Wednesday, February 27, 2008

First

Joe shouted his name and pointed towards the area below the hoop. He hesitated for awhile but still made his move as he thought it was only one of Joe's strategy to distract the enemies from him. He took a few steps back. The enemies ignored him as they had not expected any outcomes from him, as observed in the previous match yesterday. He turned to look at the hoop, doubtful of his own position and abilities. Joe shouted for his name again. He turned towards Joe and saw a ball flying rapidly towards his direction. The ball knocks his arm, almost causing him a heart attack. He panicked for a split second but managed to keep his mind focus. He grabbed the ball. At the same time, he saw 1 of the enemy right beside him, ready to steal the ball anytime. Indecisive and ambiguity overwhelmed him.

He remembered Joe's words, whenever the ball is in my hand, just pass it to him. But he was just below the hoop, a perfect place for any amateur players to score, easily. He looks at Joe again. He hadn't had much time as the enemy was ready to strike anytime. He made his choice. He is going for the hoop.

He threw the ball. The ball went up high, even higher than the board. He loses slight hope of scoring. But miracle or some sort happened. The ball flew straight down hitting the ring. It circled around the ring, like you see in those movies. He froze with fear. Silence. And like most movies, the ball finally entered the hoop. 2 points to Mallory.

The world around him turned into silence. He stared blankly at the hoop. Astonished yet disbelief at the same time. As he ran back towards his base, preparing to defend against the enemies, he gains back his focus. He heard cheers from the crowd. He smiles sheepishly towards the crowd and told himself a silent 'yes' under his breath.

27-2-08
I scored my first points in my first ever basketball competition.

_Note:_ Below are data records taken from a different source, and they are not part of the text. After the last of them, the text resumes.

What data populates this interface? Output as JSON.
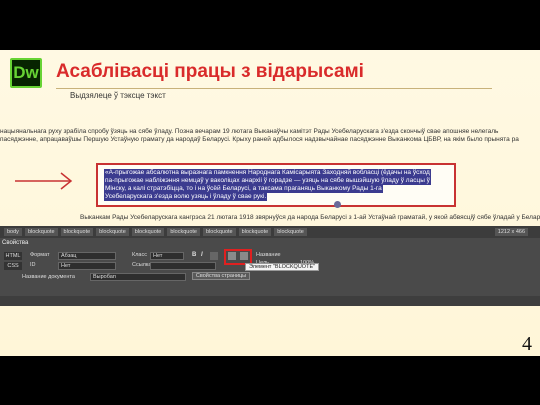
{
  "logo_text": "Dw",
  "title": "Асаблівасці працы з відарысамі",
  "subtitle": "Выдзялеце ў тэксце тэкст",
  "doc": {
    "line1": "нацыянальнага руху зрабіла спробу ўзяць на сябе ўладу. Позна вечарам 19 лютага Выканаўчы камітэт Рады Усебеларускага з'езда скончыў свае апошняе нелегаль",
    "line2": "пасяджэнне, апрацаваўшы Першую Устаўную грамату да народаў Беларусі. Крыху раней адбылося надзвычайнае пасяджэнне Выканкома ЦБВР, на якім было прынята ра",
    "line3": "",
    "line4": "Выканкам Рады Усебеларускага кангрэса 21 лютага 1918 звярнуўся да народа Беларусі з 1-ай Устаўнай граматай, у якой абвясціў сябе ўладай у Беларусі. Часовым",
    "line5": ""
  },
  "blockquote": {
    "l1": "«А-прыгожае абсалютна выразнага памкнення Народнага Камісарыята Заходняй вобласці (ёдачы на ўсход",
    "l2": "па-прыгожае наблiжэння немцаў у ваколiцах анархіі ў горадзе — узяць на сябе вышэйшую ўладу ў ласцы ў",
    "l3": "Мінску, а калі стратэбіцца, то і на ўсёй Беларусі, а таксама праганяць Выканкому Рады 1-га",
    "l4": "Усебеларускага з'езда волю узяць і ўладу ў свае рукі.",
    "l5": ""
  },
  "devbar": {
    "crumbs": [
      "body",
      "blockquote",
      "blockquote",
      "blockquote",
      "blockquote",
      "blockquote",
      "blockquote",
      "blockquote",
      "blockquote"
    ],
    "zoom": "1212 x 466"
  },
  "props": {
    "tab": "Свойства",
    "html_label": "HTML",
    "css_label": "CSS",
    "format_label": "Формат",
    "format_value": "Абзац",
    "class_label": "Класс",
    "class_value": "Нет",
    "id_label": "ID",
    "id_value": "Нет",
    "link_label": "Ссылка",
    "doc_title_label": "Название документа",
    "doc_title_value": "Выробап",
    "bold": "B",
    "italic": "I",
    "name_label": "Название",
    "target_label": "Цель",
    "width_value": "100%",
    "tooltip": "Элемент \"BLOCKQUOTE\"",
    "css_button": "Свойства страницы"
  },
  "page_number": "4",
  "colors": {
    "title": "#d92b2b",
    "accent_bar": "#f7c623",
    "highlight_box": "#c83232",
    "logo_green": "#67d334"
  }
}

Cheers, to Joe for the chance and the enemies for a great game.

Long live Mallory.

Choppy,
-proud-

Tuesday, February 26, 2008

Bewildered

My dad, mom and I went out for dinner today at a nearby restaurant. When the waitress came and ask us for our order, my dad turned and asked me,

Dad : What to eat?

I just shrugged.

My dad turns to the waitress and ordered a plate of 'ying-yong'. Then, he turns back to me and ask, 'Anything else ? Hokkien mee ?'

Me : Er... 'man yee-mee' (braised yee-mee) !

Dad : Man yee-mee?! The 'ying-yong' already got sauce, you want to order another 1 with sauce?

Me : *long stare at my dad* Then, order Hokkien mee-loh.

Dad : Ok, 1 Hokkien mee.

WTH?! I didn't know that the restaurant serves Hokkien mee in fried bi-hun style?! They serve Hokkien mee without sauce, is it?! I was like totally dumbfounded when he gave that ridiculous remark. Even if Hokkien mee really comes in dry, which is totally absurd, what's wrong with eating 2 dishes with sauce? Does it mean that if a meal comes with soup, the other dishes must be super dry till their water content is all drained out? =.=

Its also kinda like I have 3 choices of drinks; Coke, Pepsi and 100-plus. After finishing my coke, when I'm about to pick up 100-plus to drink, somebody stops me and say, 'You drank coke which is so sweet already, you still want to drink 100-plus ah? Drink the Pepsi instead-lah.' Pepsi has a new bitter flavour, is it? If yes, do not even bother to recommend it to me, thank you ... Lame example, I know but please bear with me because I couldn't think of any better example. Lol.

Anyway, my folks really tick me off sometimes with their foolish reasonings.

In the end, the Hokkien mee came out with as much sauce as the plate could fit.